How Chemo Drugs Work
Cancerous tumors are characterized by cell division, which is no longer controlled as it is in normal tissue. "Normal" cells stop dividing when they come into contact with like cells, a mechanism known as contact inhibition. Cancerous cells lose this ability. Cancer cells no longer have the normal checks and balances in place that control the limit of cell division. The process of cell division, whether normal or cancerous cells, is through the cell cycle. The cell cycle goes from the resting phase, through active growing phases, and then to mitosis (division).

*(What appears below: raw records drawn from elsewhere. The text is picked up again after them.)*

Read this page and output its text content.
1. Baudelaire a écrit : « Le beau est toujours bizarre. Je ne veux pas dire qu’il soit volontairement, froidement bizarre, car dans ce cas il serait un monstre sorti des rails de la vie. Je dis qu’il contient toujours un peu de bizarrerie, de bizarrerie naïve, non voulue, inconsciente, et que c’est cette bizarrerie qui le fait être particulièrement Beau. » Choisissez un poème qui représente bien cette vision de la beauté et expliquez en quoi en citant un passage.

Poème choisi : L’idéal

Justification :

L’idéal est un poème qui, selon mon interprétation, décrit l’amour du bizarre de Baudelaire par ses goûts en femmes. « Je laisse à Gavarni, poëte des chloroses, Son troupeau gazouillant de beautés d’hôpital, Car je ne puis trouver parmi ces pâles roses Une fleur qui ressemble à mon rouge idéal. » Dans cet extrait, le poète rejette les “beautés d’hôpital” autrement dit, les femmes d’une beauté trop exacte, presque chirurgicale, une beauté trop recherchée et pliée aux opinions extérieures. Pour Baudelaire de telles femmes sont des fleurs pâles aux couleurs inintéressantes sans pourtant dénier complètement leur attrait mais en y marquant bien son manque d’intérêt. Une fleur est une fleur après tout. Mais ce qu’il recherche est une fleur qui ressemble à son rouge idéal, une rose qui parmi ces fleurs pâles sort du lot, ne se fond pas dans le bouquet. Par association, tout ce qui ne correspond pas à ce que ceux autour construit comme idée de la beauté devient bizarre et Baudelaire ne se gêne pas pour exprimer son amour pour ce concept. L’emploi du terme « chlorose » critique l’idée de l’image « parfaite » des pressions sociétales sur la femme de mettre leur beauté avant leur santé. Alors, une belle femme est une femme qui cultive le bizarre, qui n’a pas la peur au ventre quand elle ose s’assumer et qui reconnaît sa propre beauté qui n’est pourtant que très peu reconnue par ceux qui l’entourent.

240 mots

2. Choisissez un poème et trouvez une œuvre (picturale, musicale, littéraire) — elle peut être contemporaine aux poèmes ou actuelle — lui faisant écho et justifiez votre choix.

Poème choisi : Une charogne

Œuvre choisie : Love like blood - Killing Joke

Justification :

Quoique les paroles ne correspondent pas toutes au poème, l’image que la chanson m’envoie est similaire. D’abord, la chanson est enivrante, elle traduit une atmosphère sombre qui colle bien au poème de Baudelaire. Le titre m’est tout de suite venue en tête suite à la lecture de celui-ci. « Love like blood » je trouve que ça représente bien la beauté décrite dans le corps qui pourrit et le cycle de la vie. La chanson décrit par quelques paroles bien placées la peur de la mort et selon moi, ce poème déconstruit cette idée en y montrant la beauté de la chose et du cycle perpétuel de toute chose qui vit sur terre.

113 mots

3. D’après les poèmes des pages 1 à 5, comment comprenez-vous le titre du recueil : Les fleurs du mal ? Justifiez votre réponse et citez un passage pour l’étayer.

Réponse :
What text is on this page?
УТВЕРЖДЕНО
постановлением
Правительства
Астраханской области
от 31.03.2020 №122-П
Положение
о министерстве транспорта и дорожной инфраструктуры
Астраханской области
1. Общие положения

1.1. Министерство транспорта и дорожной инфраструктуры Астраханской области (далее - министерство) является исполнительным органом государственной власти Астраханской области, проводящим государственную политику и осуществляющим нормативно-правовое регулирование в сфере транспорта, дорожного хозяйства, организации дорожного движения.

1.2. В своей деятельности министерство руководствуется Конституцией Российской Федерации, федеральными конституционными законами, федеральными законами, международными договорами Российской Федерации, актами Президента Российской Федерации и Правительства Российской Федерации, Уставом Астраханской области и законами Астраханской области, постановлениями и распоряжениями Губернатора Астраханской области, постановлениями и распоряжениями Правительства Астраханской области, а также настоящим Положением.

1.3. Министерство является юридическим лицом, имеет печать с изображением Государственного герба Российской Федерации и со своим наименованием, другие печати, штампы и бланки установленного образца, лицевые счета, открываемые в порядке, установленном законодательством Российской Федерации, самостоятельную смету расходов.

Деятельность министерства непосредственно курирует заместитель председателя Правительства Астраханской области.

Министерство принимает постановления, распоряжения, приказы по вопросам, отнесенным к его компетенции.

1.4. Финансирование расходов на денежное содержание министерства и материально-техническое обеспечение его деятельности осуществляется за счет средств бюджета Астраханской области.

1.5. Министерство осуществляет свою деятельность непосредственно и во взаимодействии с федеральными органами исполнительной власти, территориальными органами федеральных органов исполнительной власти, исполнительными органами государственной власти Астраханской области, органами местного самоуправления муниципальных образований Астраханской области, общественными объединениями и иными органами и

The ability of chemotherapy to kill cancer cells depends on its ability to halt cell division. Usually, the drugs work by damaging the RNA or DNA that tells the cell how to copy itself in division. If the cells are unable to divide, they die. The faster the cells are dividing, the more likely it is that chemotherapy will kill the cells, causing the tumor to shrink. They also induce cell suicide (self-death or apoptosis).
Chemotherapy drugs that affect cells only when they are dividing are called cell-cycle specific. Chemotherapy drugs that affect cells when they are at rest are called cell-cycle non-specific.
Lomustine and Procarbazine are classified as an alkylating agent. Alkylating agents are most active in the resting phase of the cell. These drugs are cell cycle non-specific. Chemotherapy is most effective at killing cells that are rapidly dividing. Unfortunately, chemotherapy does not know the difference between the cancerous cells and the normal cells. The "normal" cells will grow back and be healthy.